Selon le rapport du coroner, William Madaire, 85 ans, est décédé après qu’on lui ait administré de la méthadone par erreur, en novembre 2017.

Le cauchemar de ce résident de l'Outaouais a commencé le 25 octobre de la même année lorsqu’il a été transporté à l’hôpital de Gatineau pour cause de confusion et de chutes fréquentes. L’homme vivait en résidence et était atteint de troubles cognitifs, d’Alzheimer et était en perte d’autonomie.

Sur place, les examens n’ont rien révélé de significatif, mais William Madaire a malgré tout été admis au centre hospitalier vu son état. Une surveillance par un préposé aux bénéficiaires a été prescrite.

Deux jours plus tard, l’octogénaire a chuté de sa civière à l’urgence et a subi un traumatisme crânien. Le tout est survenu lorsque le préposé «avait quitté momentanément le chevet» du vieil homme, selon la coroner Me Pascale Boulay. Aucune lésion majeure n’a toutefois été constatée après l’accident, mais il est demeuré hospitalisé.

Le 29 octobre en fin de soirée, on administre par erreur à William Madaire une dose orale de 5 mg de méthadone. Le puissant opioïde était prescrit pour une autre patiente qui se trouvait précédemment dans la même chambre que lui.

L’erreur de médication a été constatée le lendemain en fin d'après-midi. S’en est suivi une période de quelques jours où des médecins ont jugé que l’état de l’homme ne justifiait pas l’administration de naloxone, un médicament permettant de traiter la détresse respiratoire chez ceux qui présentent des signes de surdose d’opiacés.
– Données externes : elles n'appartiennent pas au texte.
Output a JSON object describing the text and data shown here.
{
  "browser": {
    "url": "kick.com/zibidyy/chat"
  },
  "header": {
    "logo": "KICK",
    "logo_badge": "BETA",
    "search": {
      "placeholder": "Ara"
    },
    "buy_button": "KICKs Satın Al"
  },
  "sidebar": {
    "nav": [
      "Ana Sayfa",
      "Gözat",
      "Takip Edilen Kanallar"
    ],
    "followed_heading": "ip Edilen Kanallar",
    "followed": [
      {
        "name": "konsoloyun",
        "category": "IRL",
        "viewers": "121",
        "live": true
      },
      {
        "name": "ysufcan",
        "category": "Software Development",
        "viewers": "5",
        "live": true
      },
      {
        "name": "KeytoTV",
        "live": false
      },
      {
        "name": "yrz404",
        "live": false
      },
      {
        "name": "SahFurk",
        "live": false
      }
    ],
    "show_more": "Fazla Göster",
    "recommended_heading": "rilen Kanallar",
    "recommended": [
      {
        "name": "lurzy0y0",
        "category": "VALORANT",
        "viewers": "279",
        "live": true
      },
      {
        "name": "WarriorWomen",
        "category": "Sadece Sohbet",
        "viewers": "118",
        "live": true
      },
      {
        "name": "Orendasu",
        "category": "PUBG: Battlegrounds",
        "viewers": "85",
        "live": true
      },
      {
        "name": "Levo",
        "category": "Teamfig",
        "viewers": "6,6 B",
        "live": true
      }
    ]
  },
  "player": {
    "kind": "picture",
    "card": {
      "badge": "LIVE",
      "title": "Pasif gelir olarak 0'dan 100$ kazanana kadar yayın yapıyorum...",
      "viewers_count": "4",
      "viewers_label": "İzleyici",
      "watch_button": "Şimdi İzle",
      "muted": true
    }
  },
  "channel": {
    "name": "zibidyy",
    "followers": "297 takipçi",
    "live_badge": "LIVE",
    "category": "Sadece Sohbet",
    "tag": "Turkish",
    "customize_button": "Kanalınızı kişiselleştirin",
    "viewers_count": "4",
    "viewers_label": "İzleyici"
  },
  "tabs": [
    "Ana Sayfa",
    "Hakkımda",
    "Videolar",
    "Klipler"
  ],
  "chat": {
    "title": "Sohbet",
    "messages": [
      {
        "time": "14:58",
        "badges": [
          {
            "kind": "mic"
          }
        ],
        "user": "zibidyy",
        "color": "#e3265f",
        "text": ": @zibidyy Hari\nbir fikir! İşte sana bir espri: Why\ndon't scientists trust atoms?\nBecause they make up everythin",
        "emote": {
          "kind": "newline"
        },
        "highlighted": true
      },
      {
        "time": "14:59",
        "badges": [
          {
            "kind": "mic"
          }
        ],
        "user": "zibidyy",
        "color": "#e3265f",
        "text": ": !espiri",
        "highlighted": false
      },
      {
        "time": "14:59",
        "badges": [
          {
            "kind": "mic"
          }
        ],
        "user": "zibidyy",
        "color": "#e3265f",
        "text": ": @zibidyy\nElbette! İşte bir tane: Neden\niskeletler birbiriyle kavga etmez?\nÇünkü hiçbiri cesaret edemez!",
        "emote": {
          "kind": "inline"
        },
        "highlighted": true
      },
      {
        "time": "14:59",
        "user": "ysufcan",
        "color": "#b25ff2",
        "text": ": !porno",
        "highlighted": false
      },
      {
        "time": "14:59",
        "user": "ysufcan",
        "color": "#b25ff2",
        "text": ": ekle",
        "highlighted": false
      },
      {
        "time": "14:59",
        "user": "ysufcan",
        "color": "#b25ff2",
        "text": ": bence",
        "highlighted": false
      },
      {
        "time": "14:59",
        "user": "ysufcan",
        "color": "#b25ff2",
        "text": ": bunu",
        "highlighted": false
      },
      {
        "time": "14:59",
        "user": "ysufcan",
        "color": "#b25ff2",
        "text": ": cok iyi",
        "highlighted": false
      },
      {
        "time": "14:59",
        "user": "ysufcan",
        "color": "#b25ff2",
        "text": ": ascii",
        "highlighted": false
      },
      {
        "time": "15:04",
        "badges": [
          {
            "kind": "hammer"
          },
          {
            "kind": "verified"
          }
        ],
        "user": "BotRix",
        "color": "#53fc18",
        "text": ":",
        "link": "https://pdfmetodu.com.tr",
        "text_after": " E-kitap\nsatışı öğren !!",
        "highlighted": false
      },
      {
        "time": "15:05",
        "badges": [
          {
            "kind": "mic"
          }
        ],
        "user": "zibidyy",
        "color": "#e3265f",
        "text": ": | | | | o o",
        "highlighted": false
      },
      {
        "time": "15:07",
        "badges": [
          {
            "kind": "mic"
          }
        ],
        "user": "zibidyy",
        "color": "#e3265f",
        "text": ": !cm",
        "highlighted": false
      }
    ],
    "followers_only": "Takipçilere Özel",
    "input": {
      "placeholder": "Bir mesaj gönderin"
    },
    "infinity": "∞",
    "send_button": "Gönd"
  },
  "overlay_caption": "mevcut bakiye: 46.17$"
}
Le 1er novembre, son état respiratoire a toutefois commencé à se détériorer sérieusement. L’octogénaire a été transféré le lendemain aux soins palliatifs et s’est éteint deux jours après, le 4 novembre, d’une pneumonie.

Une erreur «étonnante»

La coroner avoue trouver «étonnant» que l’infirmière n’ait pas réalisé son erreur au moment de l’administration de la méthadone, qui était pourtant accompagnée d’une prescription d’olanzapine, un antipsychotique qui «n’est habituellement pas prescrit aux personnes âgées».

«Pourtant, aucune alarme n’a résonné. Est-ce un manque de connaissances de sa part ou autre chose?», s’interroge Me Pascale  Boulay, précisant que l’employée «s’est uniquement fiée au numéro de chambre».

«La preuve recueillie démontre que l’infirmière auxiliaire n’a pas respecté le principe de la double identification qui vise à s’assurer que le bon patient reçoit le bon médicament à la dose prescrite», conclut-elle dans son rapport.